Mir haben an „Serpentine“ wirklich sehr viele Aspekte gefallen, angefangen von der Darstellung dieses fantastischen historischen Chinas über die fantastischen (und stellenweise sehr beängstigenden) Wesen und die Charaktere, die sich beim Lesen realistisch und stimmig anfühlten, bis hin zu den Beziehungen zwischen den einzelnen Figuren. Ich mochte Skybright als Erzählerin sehr, gerade weil sie so pragmatisch mit ihrer Situation umgeht. Ihr ist bewusst, dass es recht wenig zählt, wenn ihre Herrin sie als Schwester bezeichnet, da doch ihr ganzes Leben auf dem Wohlwollen von Zhen Nis Familie aufgebaut wurde und sich jederzeit ihre Situation ändern könnte, wenn Zhen Nis Eltern das so entscheiden sollten. Trotz dieser ungleichen Ausgangssituation hegt Skybright für Zhen Ni ehrliche freundschaftlich-schwesterliche Gefühle (und reagiert eifersüchtig, als ein anderes Mädchen im Leben ihrer Herrin eine wichtige Position einnimmt). Auch mit ihrer nächtlichen Verwandlung versucht das Mädchen pragmatisch umzugehen und testet nach der ersten Panik systematisch die Möglichkeiten, die ihre neue Gestalt ihr bietet, während sie gleichzeitig versucht, in den Legenden mehr über „Schlangenwesen“ herauszufinden.
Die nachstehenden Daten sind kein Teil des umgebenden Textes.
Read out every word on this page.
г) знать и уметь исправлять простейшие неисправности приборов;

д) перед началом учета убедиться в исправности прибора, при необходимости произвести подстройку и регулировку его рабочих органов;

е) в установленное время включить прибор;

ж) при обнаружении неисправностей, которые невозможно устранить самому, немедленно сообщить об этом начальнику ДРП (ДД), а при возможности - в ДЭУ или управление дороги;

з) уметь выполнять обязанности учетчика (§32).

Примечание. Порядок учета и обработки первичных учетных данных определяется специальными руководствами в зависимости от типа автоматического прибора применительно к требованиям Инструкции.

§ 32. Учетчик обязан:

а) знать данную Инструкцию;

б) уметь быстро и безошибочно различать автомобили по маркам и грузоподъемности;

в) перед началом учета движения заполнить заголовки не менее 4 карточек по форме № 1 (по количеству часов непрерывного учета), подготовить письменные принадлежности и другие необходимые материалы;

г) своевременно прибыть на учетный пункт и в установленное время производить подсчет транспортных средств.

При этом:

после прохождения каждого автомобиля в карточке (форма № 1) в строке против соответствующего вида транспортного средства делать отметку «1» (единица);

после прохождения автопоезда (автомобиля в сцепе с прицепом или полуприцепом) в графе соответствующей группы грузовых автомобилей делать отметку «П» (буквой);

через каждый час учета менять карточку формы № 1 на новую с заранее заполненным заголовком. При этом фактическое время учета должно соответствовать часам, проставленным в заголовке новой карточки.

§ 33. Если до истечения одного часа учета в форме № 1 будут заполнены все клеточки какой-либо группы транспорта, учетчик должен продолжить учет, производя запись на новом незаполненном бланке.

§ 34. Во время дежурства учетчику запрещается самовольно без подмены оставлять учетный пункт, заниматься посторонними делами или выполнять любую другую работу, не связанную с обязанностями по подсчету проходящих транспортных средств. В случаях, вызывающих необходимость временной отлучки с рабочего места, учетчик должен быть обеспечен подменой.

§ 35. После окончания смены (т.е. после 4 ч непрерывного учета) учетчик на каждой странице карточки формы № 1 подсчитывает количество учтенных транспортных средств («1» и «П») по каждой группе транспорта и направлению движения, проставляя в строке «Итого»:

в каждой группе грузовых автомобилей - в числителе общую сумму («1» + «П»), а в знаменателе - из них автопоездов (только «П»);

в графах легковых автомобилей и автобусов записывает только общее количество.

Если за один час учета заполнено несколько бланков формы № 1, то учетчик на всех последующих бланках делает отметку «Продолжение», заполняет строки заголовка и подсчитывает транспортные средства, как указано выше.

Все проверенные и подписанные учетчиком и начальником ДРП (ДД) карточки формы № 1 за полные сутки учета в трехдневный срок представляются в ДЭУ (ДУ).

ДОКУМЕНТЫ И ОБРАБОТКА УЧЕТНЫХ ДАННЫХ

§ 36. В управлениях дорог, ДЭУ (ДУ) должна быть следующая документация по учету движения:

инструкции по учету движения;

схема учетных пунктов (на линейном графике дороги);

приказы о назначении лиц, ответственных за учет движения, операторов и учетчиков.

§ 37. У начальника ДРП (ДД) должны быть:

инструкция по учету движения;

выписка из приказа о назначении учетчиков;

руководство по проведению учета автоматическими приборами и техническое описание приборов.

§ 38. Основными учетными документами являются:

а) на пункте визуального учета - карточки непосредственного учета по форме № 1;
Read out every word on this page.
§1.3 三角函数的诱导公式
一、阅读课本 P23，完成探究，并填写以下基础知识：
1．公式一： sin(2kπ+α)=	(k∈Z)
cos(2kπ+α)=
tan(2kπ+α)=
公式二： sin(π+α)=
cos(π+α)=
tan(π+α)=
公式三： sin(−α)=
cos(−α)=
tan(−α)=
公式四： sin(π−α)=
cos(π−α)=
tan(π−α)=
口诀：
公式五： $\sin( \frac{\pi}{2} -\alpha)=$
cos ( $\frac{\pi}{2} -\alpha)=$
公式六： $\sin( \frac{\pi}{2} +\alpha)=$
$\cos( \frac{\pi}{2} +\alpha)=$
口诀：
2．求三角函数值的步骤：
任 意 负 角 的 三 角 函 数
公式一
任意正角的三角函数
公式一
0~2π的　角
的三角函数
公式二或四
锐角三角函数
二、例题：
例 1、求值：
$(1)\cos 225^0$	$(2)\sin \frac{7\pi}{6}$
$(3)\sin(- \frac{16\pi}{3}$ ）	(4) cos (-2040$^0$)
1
Natürlich ist Sykbrights Verwandlung nicht das einzige fantastische Element in der Geschichte, sie ist nur für den Leser ein erstes Anzeichen dafür, dass das Tor zur Unterwelt sich geöffnet hat und Geister und Dämonen die Welt der Menschen betreten haben. Im Laufe der Geschichte wird Skybright durch ihre neuen Fähigkeiten, ihre Freundschaft zu Kai Sen und ihr Bedürfnis, den jungen Mann vor den Ungeheuern zu beschützen, die er als Teil der Klostergemeinschaft bekämpfen muss, in einen uralten Kampf zwischen Menschen und Dämonen hineingezogen. Viele dieser Elemente wurden von Cindy Pon nur relativ kurz angerissen, denn es geht in der Geschichte weniger um diese Auseinandersetzung mit den Dämonen als um Skybrights Suche nach ihrer eigenen Identität und um ihre Beziehungen zu Zhen Ni und Kai Sen. Da am Ende von „Serpentine“ noch einige Fragen offen sind und ich Skybrights Welt nur ungern verlassen habe, werde ich auf jeden Fall auch noch zu „Sacrifice“, dem zweiten Serpentine-Band, greifen.